ALERJİK ÖKSÜRÜK VE ENFEKSİYONEL ÖKSÜRÜĞÜN FARKI NEDİR?
Bahar aylarında artan alerjik öksürük ve hapşırık ile enfeksiyonel öksürüğün farkı da merak edilen bir bahis. Uzman isim bu iki öksürük tipinin ayrımı hakkında, “Alerjik öksürükte daha çok ataklar stilinde hapşırma, burun ve geniz akıntısı formunda meydana geliyor. Bazen de alerjenlerle tetiklediğini net olarak görebiliyoruz. Ya işte toza maruz kaldı, işte çamaşır suyuna maruz kaldı yahut parka bahçeye çıktık, o anlık oluşan ve kısa müddetli olan öksürük, hapşırık atakları formunda meydana geliyor. Enfeksiyon değilse ataklar daha uzun ve genelde orta vermeyen bir halde olarak ortaya çıkıyor. Yani işte 3 günden beri öksürüyor, hapşırıyor biçiminde gidiyor. Zira öksürük ve hapşırık ayrımını evet alerji ve rinit açısından kıymetlendiriyoruz, farklı ayrı kıymetlendiriyoruz lakin biliyoruz ki rinit dediğimiz kimi üst teneffüs enfeksiyonlarında yalnızca hapşırık da olabiliyor. Yahut birtakım alerjik durumlarda öksürük de olabiliyor. Fakat rinit daha çok şöyle, alerjik kitlerde daha çok hapşırık, öteki enfeksiyonlarda daha çok öksürük meydana gelir.” dedi.

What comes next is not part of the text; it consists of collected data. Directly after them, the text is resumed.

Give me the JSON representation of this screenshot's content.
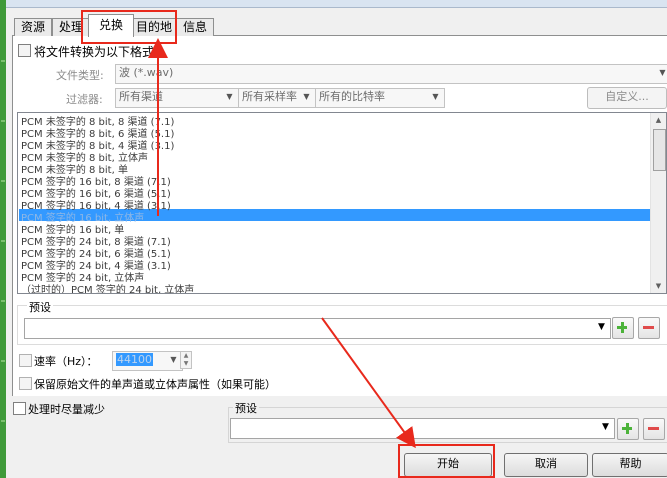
{
  "tabs": [
    "资源",
    "处理",
    "兑换",
    "目的地",
    "信息"
  ],
  "convert_checkbox_label": "将文件转换为以下格式:",
  "file_type": {
    "label": "文件类型:",
    "value": "波 (*.wav)"
  },
  "filter": {
    "label": "过滤器:",
    "channels": "所有渠道",
    "sample_rate": "所有采样率",
    "bit_rate": "所有的比特率",
    "customize_button": "自定义..."
  },
  "formats": [
    "PCM 未签字的 8 bit, 8 渠道 (7.1)",
    "PCM 未签字的 8 bit, 6 渠道 (5.1)",
    "PCM 未签字的 8 bit, 4 渠道 (3.1)",
    "PCM 未签字的 8 bit, 立体声",
    "PCM 未签字的 8 bit, 单",
    "PCM 签字的 16 bit, 8 渠道 (7.1)",
    "PCM 签字的 16 bit, 6 渠道 (5.1)",
    "PCM 签字的 16 bit, 4 渠道 (3.1)",
    "PCM 签字的 16 bit, 立体声",
    "PCM 签字的 16 bit, 单",
    "PCM 签字的 24 bit, 8 渠道 (7.1)",
    "PCM 签字的 24 bit, 6 渠道 (5.1)",
    "PCM 签字的 24 bit, 4 渠道 (3.1)",
    "PCM 签字的 24 bit, 立体声",
    "（过时的）PCM 签字的 24 bit, 立体声"
  ],
  "selected_format_index": 8,
  "preset_top": {
    "label": "预设",
    "value": ""
  },
  "sample_rate": {
    "label": "速率（Hz）：",
    "value": "44100"
  },
  "keep_channels_label": "保留原始文件的单声道或立体声属性（如果可能）",
  "minimize_label": "处理时尽量减少",
  "preset_bottom": {
    "label": "预设",
    "value": ""
  },
  "buttons": {
    "start": "开始",
    "cancel": "取消",
    "help": "帮助"
  },
  "accent_colors": {
    "selection": "#3399ff",
    "annotation": "#e8291c",
    "add": "#4cb33a",
    "remove": "#e04b4b"
  }
}
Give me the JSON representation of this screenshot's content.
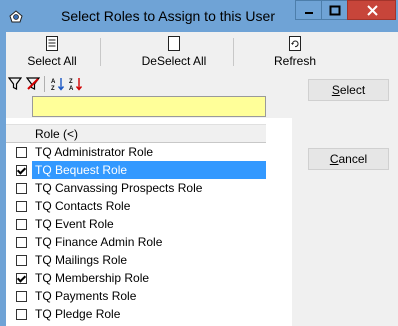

Alerjik ve enfeksiyonel öksürük ortasındaki farkı belirlerken balgam ayrımının da değerli olduğunu belirten Akkoyunlu, “Balgam ayrımı kıymetli. Burun akıntısı yahut gelen balgam şeffaf ise daha çok alerjik rinit halinde yahut alerjik öksürük formunda olan durumlardır. Fakat renkli ise, sarı üzere, yeşil üzere renkli ise daha çok enfeksiyon lehine bir ayrımda bulunabiliriz. Enfeksiyonda ek semptomlar da vardır beraberinde. İşte baş ağrısıdır, halsizlik, kırgınlıktır, hafif ateşli yükselme yahut önemli ateşli yükselmeler kelam konusuyken bunu daha çok alerjik durumlarda genel olarak görmüyoruz. Lakin görüldüğü seçkin durumlar da olabiliyor.” diyerek kelamlarını noktaladı.